[M]any of our modern policy debates boil down to a question of one's view of the capacity of the human mind and the institutions it develops to solve problems. It is a debate about experts versus markets. In one camp, we find those who believe that optimal social policy is something that can be discovered by experts based on an analysis of data and argument. The problem with schools or health care or crime policy, they say, is that the right people aren't in charge, or we don't have enough money to implement the right solutions, or we just need more research on the questions to determine the correct approach. The right answers, the socially optimal answers, are there for the getting.
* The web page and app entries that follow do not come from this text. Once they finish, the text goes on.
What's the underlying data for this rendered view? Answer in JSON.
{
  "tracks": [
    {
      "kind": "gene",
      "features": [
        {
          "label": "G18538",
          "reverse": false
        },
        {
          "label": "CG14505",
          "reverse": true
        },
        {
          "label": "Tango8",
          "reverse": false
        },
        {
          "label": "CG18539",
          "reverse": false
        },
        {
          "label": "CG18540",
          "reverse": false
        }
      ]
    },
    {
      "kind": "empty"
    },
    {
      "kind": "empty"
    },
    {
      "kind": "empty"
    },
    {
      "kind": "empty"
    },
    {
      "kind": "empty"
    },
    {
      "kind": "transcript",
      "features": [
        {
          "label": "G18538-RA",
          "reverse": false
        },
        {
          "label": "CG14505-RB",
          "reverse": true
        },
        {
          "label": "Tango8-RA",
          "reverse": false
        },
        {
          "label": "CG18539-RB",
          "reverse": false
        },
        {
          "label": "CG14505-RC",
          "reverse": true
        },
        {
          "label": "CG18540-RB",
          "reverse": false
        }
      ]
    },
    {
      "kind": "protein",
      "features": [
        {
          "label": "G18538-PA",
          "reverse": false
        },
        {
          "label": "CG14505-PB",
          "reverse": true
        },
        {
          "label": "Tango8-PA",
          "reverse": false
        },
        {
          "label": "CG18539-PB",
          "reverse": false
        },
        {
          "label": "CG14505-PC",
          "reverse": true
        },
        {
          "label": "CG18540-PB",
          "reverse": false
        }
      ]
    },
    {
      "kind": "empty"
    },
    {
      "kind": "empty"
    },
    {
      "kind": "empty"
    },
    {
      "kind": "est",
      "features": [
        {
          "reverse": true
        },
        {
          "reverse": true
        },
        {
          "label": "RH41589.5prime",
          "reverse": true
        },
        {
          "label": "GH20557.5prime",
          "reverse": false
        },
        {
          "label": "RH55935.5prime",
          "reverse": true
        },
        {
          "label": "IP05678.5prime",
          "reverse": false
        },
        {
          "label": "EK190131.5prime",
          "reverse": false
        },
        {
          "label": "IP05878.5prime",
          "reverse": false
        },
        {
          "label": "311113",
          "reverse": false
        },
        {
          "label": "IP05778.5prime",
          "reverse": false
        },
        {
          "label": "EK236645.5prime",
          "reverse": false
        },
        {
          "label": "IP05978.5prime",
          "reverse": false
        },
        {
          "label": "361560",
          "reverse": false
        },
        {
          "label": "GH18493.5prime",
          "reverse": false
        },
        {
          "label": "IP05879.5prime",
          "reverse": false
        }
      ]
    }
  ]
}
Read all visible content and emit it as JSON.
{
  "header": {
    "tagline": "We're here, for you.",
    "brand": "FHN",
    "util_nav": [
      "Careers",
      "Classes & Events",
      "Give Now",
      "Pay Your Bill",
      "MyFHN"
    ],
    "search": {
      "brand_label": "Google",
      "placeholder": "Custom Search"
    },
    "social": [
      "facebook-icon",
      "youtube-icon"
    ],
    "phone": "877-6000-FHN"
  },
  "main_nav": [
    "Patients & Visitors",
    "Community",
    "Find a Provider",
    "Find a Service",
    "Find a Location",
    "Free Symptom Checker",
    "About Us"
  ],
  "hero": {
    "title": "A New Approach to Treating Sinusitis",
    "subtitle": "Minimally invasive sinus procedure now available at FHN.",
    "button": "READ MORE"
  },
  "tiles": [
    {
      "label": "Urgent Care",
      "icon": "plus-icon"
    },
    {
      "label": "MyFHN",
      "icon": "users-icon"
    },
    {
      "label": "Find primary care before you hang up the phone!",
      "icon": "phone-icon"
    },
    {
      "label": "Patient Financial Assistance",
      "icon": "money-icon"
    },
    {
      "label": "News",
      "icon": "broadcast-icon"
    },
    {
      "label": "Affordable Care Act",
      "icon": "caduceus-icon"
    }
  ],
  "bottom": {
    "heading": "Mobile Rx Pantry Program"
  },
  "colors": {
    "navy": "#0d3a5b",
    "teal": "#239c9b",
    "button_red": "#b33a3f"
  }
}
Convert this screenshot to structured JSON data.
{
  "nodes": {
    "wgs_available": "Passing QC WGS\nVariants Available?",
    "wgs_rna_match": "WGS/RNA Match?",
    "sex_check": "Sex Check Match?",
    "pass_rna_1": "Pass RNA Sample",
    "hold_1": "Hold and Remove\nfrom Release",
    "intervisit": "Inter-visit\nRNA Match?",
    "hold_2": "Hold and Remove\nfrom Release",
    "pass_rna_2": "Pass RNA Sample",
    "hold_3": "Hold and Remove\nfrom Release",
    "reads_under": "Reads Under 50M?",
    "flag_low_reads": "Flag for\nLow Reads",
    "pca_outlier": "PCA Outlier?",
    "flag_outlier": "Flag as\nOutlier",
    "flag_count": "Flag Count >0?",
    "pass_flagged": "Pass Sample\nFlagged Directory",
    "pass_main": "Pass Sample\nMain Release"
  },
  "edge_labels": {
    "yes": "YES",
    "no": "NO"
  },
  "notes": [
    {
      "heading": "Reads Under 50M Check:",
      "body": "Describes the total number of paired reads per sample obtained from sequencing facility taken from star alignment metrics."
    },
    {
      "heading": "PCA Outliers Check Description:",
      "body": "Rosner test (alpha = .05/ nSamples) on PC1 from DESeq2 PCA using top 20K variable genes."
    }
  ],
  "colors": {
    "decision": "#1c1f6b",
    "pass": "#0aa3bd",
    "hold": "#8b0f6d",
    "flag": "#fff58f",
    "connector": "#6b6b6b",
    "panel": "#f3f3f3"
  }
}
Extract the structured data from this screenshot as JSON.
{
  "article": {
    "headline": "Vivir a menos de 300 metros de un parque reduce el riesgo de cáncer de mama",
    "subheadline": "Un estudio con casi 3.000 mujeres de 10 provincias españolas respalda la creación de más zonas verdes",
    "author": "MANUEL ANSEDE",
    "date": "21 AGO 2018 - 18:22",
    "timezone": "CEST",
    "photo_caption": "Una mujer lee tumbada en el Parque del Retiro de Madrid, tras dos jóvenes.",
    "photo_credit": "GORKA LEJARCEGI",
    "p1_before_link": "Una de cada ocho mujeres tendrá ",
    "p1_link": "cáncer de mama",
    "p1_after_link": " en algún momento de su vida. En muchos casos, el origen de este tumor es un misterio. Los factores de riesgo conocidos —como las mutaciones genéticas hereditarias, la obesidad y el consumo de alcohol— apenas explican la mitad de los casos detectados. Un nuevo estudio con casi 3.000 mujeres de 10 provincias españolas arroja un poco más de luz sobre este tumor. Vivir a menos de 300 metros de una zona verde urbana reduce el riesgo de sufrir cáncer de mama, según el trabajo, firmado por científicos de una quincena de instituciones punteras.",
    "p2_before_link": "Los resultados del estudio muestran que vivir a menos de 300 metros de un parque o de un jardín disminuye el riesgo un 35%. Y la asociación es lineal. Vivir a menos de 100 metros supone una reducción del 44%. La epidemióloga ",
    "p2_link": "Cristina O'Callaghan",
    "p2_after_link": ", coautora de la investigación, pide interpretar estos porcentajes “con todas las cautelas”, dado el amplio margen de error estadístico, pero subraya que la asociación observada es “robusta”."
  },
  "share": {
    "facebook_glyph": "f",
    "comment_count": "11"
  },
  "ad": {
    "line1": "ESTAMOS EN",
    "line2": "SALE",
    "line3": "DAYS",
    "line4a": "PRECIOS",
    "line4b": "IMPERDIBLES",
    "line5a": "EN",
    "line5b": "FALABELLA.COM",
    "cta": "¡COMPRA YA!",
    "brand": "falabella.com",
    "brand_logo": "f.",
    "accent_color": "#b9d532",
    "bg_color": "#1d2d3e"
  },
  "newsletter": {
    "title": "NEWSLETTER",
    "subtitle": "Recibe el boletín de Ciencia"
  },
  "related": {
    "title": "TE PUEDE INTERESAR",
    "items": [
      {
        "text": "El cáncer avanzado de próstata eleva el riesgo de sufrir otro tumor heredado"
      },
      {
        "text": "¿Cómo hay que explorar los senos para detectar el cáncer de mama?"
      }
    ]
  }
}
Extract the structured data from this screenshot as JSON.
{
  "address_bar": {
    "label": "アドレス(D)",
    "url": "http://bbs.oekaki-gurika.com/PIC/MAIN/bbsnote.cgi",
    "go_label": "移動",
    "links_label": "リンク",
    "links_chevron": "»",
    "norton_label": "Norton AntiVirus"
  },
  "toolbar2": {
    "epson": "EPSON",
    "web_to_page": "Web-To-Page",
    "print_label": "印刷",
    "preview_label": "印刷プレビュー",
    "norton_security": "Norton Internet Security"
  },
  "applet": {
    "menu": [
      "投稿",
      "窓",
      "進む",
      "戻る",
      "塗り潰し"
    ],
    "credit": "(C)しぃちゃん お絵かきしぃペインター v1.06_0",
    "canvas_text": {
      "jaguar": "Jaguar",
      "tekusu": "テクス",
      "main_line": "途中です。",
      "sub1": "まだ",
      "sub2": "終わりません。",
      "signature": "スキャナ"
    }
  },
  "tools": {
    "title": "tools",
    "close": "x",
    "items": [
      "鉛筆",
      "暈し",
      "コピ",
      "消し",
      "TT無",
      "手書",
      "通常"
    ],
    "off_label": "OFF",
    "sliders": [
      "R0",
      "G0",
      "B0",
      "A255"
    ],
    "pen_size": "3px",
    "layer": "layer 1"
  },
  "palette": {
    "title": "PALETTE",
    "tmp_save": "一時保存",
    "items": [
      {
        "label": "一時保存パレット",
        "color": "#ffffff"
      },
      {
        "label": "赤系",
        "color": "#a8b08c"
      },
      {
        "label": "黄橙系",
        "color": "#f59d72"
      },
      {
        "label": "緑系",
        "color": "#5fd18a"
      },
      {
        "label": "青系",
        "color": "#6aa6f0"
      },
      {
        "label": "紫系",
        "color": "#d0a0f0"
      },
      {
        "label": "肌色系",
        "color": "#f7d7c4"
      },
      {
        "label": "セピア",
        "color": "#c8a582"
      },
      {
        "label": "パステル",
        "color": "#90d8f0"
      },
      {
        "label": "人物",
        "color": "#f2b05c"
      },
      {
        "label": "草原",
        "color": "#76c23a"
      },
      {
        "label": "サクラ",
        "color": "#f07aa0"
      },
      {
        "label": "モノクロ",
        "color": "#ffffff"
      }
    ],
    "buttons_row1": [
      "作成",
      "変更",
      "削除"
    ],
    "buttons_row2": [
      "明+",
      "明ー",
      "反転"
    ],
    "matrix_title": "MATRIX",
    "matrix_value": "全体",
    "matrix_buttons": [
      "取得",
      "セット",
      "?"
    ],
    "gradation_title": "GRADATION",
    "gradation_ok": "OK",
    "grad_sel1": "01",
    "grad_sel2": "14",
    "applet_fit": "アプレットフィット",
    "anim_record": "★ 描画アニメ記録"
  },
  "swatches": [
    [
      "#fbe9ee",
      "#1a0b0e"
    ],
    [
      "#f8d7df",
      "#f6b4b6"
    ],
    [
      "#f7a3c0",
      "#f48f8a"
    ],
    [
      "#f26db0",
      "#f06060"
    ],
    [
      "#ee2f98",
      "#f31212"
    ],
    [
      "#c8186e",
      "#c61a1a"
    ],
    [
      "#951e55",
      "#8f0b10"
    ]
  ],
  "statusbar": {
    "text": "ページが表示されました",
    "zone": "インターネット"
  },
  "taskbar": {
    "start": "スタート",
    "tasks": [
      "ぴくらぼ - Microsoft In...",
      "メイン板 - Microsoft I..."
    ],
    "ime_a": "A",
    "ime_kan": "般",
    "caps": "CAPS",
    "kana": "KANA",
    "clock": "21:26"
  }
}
Those holding this vision--what Sowell calls the “unconstrained vision”--believe there are solutions to policy problems that are discernable from the reason and logic of smart people. They believe in experts. Sowell describes the “unconstrained vision” as follows: “the conviction that foolish or immoral choices explain the evils of the world--and that wiser or more moral and humane social policies are the solution.” The French Revolution and the Administrative State are manifestations of the unconstrained vision. So too are the arguments of Ronald Dworkin, Jean-Jacques Rousseau, Thorstein Veblen, and Franklin Roosevelt.
In the other camp, we find those who believe that social problems are not comprehensible by the human mind and that no amount of conferences, policy papers, or deep thinking will find solutions for them. There are no solutions, just tradeoffs. Sowell describes the “constrained vision” as seeing “the evils of the world as deriving from the limited and unhappy choices available, given the inherent moral and intellectual limitations of human beings.” The constrained vision sees natural processes, like competition in free markets, as a superior way of revealing socially efficient answers to policy questions. Unlike those subscribing to the unconstrained vision who believe in solutions passed down by experts, the constrained vision “rel[ies] on the systemic characteristics of certain social processes such as moral traditions, the marketplace, or families.” They believe in the “wisdom of crowds” and evolutionary processes. Perhaps the most succinct summary of the constrained vision is Justice Oliver Wendell Holmes's aphorism that “[t]he life of the law has not been logic: it has been experience.” The American Revolution and faith in Adam Smith's “invisible hand” are manifestations of the constrained vision. So too are the arguments of Edmund Burke, F.A. Hayek, and Ronald Reagan.
From an article by Todd Henderson via this post (footnote numbers omitted).
There is certainly merit in the notion that liberals believe that better policies can solve problems.
Sowell is less accurate, I think, when it comes to conservatives. The reference to faith in "evolutionary process" is odd for a group that often disagrees that evolution is valid and favors an originalist interpretation of the constitution that does not evolve. The Holmes aphorism about preferring experience to logic is likewise is odd for a group of people who routinely reject empirical evidence in favor of traditions, despite the fact that empirical evidence constitutes experience. American conservatism has a strong anti-intellectual bent in general.
I also have doubts about the ideological faith of conservatives in markets. Recall, for instance, that Idaho, one of the most conservative states in the nation, has socialized state owned liquor stores. Conservatives are also just as inclined to support pork-barrel spending by defense contractors, transportation spending, economically manipulative tax breaks, and farm subsidies as liberals.
I think it would be more accurate to state that liberals believe that government policies can craft solutions, while conservative assume that government is a problem unless the government action in question is supported tradition or reduces taxes.